Sin embargo, por supuesto se puede disfrutar del juego en un modo escenario, dónde el jugador escoge un mapa y rivales, y se juega a cumplir el objetivo del mismo o a la dominación total.

Pero como hemos dicho, uno de los modos más interesantes es el modo multijugador, dónde en uno de los escenarios anteriores, se pueden poner a jugar varios jugadores… pero no sólo online, si no que se puede aprovechar y hacerlo de modo local en un sólo ordenador, aprovechando la dinámica por turnos.

 

 

Actualidad

El juego sigue teniendo en la actualidad cierta cantidad de aficionados, bastante fieles, que consideran que este juego, tanto por nostalgia como por jugabilidad, merece todavía la pena, y es cierto que se puede conseguir en plataformas digitales.
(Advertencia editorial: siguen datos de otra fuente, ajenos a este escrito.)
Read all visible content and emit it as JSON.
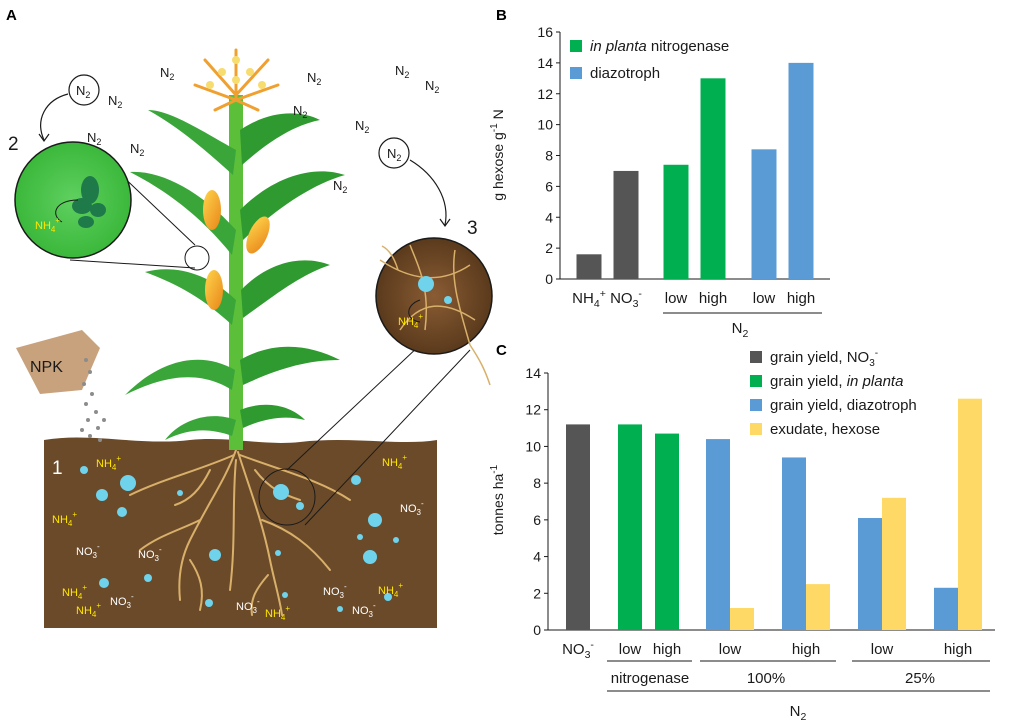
{
  "panels": {
    "a": {
      "label": "A",
      "gas": "N",
      "gas_sub": "2",
      "ammonium": "NH",
      "ammonium_sub": "4",
      "ammonium_sup": "+",
      "nitrate": "NO",
      "nitrate_sub": "3",
      "nitrate_sup": "-",
      "fertilizer": "NPK",
      "callouts": [
        "1",
        "2",
        "3"
      ]
    },
    "b": {
      "label": "B"
    },
    "c": {
      "label": "C"
    }
  },
  "colors": {
    "nitrate": "#555555",
    "in_planta": "#00b050",
    "diazotroph": "#5b9bd5",
    "exudate": "#ffd966",
    "soil": "#6b4a2a",
    "leaf": "#3aa63a"
  },
  "chart_data": [
    {
      "panel": "B",
      "type": "bar",
      "ylabel": "g hexose g⁻¹ N",
      "ylim": [
        0,
        16
      ],
      "yticks": [
        0,
        2,
        4,
        6,
        8,
        10,
        12,
        14,
        16
      ],
      "grid": false,
      "legend": {
        "position": "top-left",
        "entries": [
          {
            "label": "in planta nitrogenase",
            "color": "#00b050"
          },
          {
            "label": "diazotroph",
            "color": "#5b9bd5"
          }
        ]
      },
      "categories": [
        "NH4+",
        "NO3-",
        "low",
        "high",
        "low",
        "high"
      ],
      "values": [
        1.6,
        7.0,
        7.4,
        13.0,
        8.4,
        14.0
      ],
      "colors": [
        "#555555",
        "#555555",
        "#00b050",
        "#00b050",
        "#5b9bd5",
        "#5b9bd5"
      ],
      "group_label": "N2",
      "category_labels": [
        {
          "base": "NH",
          "sub": "4",
          "sup": "+"
        },
        {
          "base": "NO",
          "sub": "3",
          "sup": "-"
        },
        {
          "base": "low"
        },
        {
          "base": "high"
        },
        {
          "base": "low"
        },
        {
          "base": "high"
        }
      ],
      "group_label_parts": {
        "base": "N",
        "sub": "2"
      }
    },
    {
      "panel": "C",
      "type": "bar",
      "ylabel": "tonnes ha⁻¹",
      "ylim": [
        0,
        14
      ],
      "yticks": [
        0,
        2,
        4,
        6,
        8,
        10,
        12,
        14
      ],
      "grid": false,
      "legend": {
        "position": "top-right",
        "entries": [
          {
            "label": "grain yield, NO3-",
            "color": "#555555"
          },
          {
            "label": "grain yield, in planta",
            "color": "#00b050"
          },
          {
            "label": "grain yield, diazotroph",
            "color": "#5b9bd5"
          },
          {
            "label": "exudate, hexose",
            "color": "#ffd966"
          }
        ]
      },
      "categories": [
        "NO3-",
        "low",
        "high",
        "low",
        "high",
        "low",
        "high"
      ],
      "series": [
        {
          "name": "grain yield, NO3-",
          "values": [
            11.2,
            null,
            null,
            null,
            null,
            null,
            null
          ]
        },
        {
          "name": "grain yield, in planta",
          "values": [
            null,
            11.2,
            10.7,
            null,
            null,
            null,
            null
          ]
        },
        {
          "name": "grain yield, diazotroph",
          "values": [
            null,
            null,
            null,
            10.4,
            9.4,
            6.1,
            2.3
          ]
        },
        {
          "name": "exudate, hexose",
          "values": [
            null,
            null,
            null,
            1.2,
            2.5,
            7.2,
            12.6
          ]
        }
      ],
      "bars": [
        {
          "group": 0,
          "series": 0,
          "value": 11.2,
          "color": "#555555"
        },
        {
          "group": 1,
          "series": 1,
          "value": 11.2,
          "color": "#00b050"
        },
        {
          "group": 2,
          "series": 1,
          "value": 10.7,
          "color": "#00b050"
        },
        {
          "group": 3,
          "series": 2,
          "value": 10.4,
          "color": "#5b9bd5"
        },
        {
          "group": 3,
          "series": 3,
          "value": 1.2,
          "color": "#ffd966"
        },
        {
          "group": 4,
          "series": 2,
          "value": 9.4,
          "color": "#5b9bd5"
        },
        {
          "group": 4,
          "series": 3,
          "value": 2.5,
          "color": "#ffd966"
        },
        {
          "group": 5,
          "series": 2,
          "value": 6.1,
          "color": "#5b9bd5"
        },
        {
          "group": 5,
          "series": 3,
          "value": 7.2,
          "color": "#ffd966"
        },
        {
          "group": 6,
          "series": 2,
          "value": 2.3,
          "color": "#5b9bd5"
        },
        {
          "group": 6,
          "series": 3,
          "value": 12.6,
          "color": "#ffd966"
        }
      ],
      "category_labels": [
        {
          "base": "NO",
          "sub": "3",
          "sup": "-"
        },
        {
          "base": "low"
        },
        {
          "base": "high"
        },
        {
          "base": "low"
        },
        {
          "base": "high"
        },
        {
          "base": "low"
        },
        {
          "base": "high"
        }
      ],
      "group_labels": [
        "nitrogenase",
        "100%",
        "25%"
      ],
      "outer_label": "N2",
      "outer_label_parts": {
        "base": "N",
        "sub": "2"
      }
    }
  ],
  "legend_text_b": [
    {
      "italic": "in planta",
      "rest": " nitrogenase"
    },
    {
      "italic": "",
      "rest": "diazotroph"
    }
  ],
  "legend_text_c": [
    {
      "pre": "grain yield, NO",
      "sub": "3",
      "sup": "-",
      "italic": ""
    },
    {
      "pre": "grain yield, ",
      "italic": "in planta"
    },
    {
      "pre": "grain yield, diazotroph",
      "italic": ""
    },
    {
      "pre": "exudate, hexose",
      "italic": ""
    }
  ],
  "ylabel_b_parts": {
    "base": "g hexose g",
    "sup": "-1",
    "tail": " N"
  },
  "ylabel_c_parts": {
    "base": "tonnes ha",
    "sup": "-1"
  }
}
Ciertamente que la comunidad de Heroes III es mayor, ya que los avances del juego hicieron de este mucho más variado sin hacerlo más complejo, pero sigue siendo recordado con cariño por muchos jugadores como un título clásico que estableció las bases para la exitosa serie “Heroes of Might and Magic“. El componente nostálgico tiene una gran importancia aquí.

 

OPINIÓN

Para mi, es uno de los juegos de mi infancia. Y con eso puedo decirlo todo. Recuerdo que hasta hice, junto al Age of Empires, una mini guía de juego, con trucos de como vencer. Y es que, además de las partidas en solitario que jugaba, hemos jugado mucho en local y a un sólo ordenador mis hermanos y yo, y cada uno tenía su facción favorita. Desde entonces soy un absoluto fan de la facción de los humanos y caballeros, y para mi los paladines, aunque sean la unidad más débil de todas las máximas unidades, son mi favorita.

Es un juego que todavía revisito una o dos veces al año, para jugar una o dos partidas. Te lleva un tiempo relativamente breve, y a la par muy satisfactorio. Realmente, es uno de los juegos por los que puedo decir que me encantan los videojuegos.